Au cours des dernières années, nous avons lancé le projet d'inclusion sociale « Start Vienna » à travers lequel nous essayons d’offrir des pistes d'intégration adaptées aux situations personnelles. Si un migrant avec une formation et/ou des compétences spécifiques vient à Vienne, nous lui fournirons le soutien nécessaire pour lui permettre de poursuivre sa carrière.
Le potentiel de la migration est assumé pleinement par notre ville.
Q4 : Vienne s’engage résolument en faveur du logement social et examine les besoins spécifiques de certains groupes les plus vulnérables, comme les sans-abris, dans une optique de protection des droits humains. Pourquoi est-il important de lier l’enjeu des droits humains et de l’accès au logement ?
Nous sommes particulièrement conscients de l’importance du logement, notamment dans une ville en pleine croissance comme Vienne où l’espace est limité. Notre municipalité souhaite mettre en œuvre des mesures garantissant l'accès de tous nos résidents à un logement, conformément à sa tradition d’accueil et de logement depuis plus de 100 ans.
Vienne a des initiatives reconnues en matière de logement social – la Ville possède environ 222.000 logements sociaux sur une population de 1,8 millions d'habitants – et offre également des subventions pour accéder au logement. Enfin, l’Autriche dispose d’une loi nationale sur les locataires qui nous aide à réglementer le marché privé.
« De mon point de vue, la mise en œuvre des droits représente la défense de l’égalité et de la dignité pour tous. Les valeurs des droits humains sont pour tout le monde et nous aident à vivre ensemble et à respecter chacun d’entre nous »
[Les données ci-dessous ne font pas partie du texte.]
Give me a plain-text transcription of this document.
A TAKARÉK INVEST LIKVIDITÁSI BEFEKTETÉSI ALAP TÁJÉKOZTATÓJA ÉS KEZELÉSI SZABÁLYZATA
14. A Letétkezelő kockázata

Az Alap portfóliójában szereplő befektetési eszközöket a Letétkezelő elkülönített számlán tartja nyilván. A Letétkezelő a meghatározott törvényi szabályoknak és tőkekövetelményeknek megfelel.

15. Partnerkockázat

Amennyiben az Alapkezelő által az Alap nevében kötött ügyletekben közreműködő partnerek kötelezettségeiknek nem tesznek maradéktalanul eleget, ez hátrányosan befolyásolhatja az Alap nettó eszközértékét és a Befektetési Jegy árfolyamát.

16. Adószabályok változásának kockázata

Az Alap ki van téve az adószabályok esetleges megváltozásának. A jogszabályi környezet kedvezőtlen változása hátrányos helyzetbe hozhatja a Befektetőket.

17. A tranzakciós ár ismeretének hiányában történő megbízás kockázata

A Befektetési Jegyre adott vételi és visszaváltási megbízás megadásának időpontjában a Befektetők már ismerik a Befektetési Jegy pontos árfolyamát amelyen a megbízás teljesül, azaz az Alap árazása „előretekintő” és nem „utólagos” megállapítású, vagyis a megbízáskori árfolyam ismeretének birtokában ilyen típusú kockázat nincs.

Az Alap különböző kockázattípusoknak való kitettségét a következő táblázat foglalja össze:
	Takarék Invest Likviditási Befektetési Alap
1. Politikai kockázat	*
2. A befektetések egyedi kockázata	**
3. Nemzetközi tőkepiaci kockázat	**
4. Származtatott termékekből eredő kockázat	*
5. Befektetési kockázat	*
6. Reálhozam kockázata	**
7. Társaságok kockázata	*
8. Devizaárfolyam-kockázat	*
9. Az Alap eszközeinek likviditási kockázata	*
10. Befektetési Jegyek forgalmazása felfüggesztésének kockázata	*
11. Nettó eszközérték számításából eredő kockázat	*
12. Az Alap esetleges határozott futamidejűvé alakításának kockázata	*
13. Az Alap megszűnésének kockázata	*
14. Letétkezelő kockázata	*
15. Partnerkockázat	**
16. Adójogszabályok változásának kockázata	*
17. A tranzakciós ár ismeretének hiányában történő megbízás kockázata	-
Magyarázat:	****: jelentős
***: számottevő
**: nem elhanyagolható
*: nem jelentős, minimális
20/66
Shams Asadi, Commissaire aux droits humains de Vienne
Malgré toutes ces initiatives, il persiste des personnes sans-abri à Vienne, bien qu'il soit très difficile de le quantifier. Afin de lutter contre ce phénomène, nous avons lancé des initiatives pour lutter contre le sans-abrisme par exemple, en particulier dans les situations impliquant des enfants. Selon la Convention relative aux droits de l'enfant, nous devons faire attention car les enfants ne doivent jamais perdre leur lien avec l'éducation, le bien-être social, l'alimentation ou les services de santé.
Nous essayons de prendre soin des familles et de les mettre en lien avec les services de l’Education. En hiver notre ville propose également un abri et de la nourriture appelée « forfait hiver » afin de protéger les personnes sans-abri des températures extrêmes.
Q5 : En mai 2018, Vienne a accueilli la Conférence « Vienne +25 » pour célébrer le 25e anniversaire de la Déclaration et du Programme d'action de Vienne. À cette occasion, et face à des représentants des Nations Unies, le maire de Vienne a souligné l’importance des gouvernements locaux pour promouvoir et protéger les droits de dans un monde globalisé et urbanisé. Pourriez-vous nous en dire plus sur cette conférence ?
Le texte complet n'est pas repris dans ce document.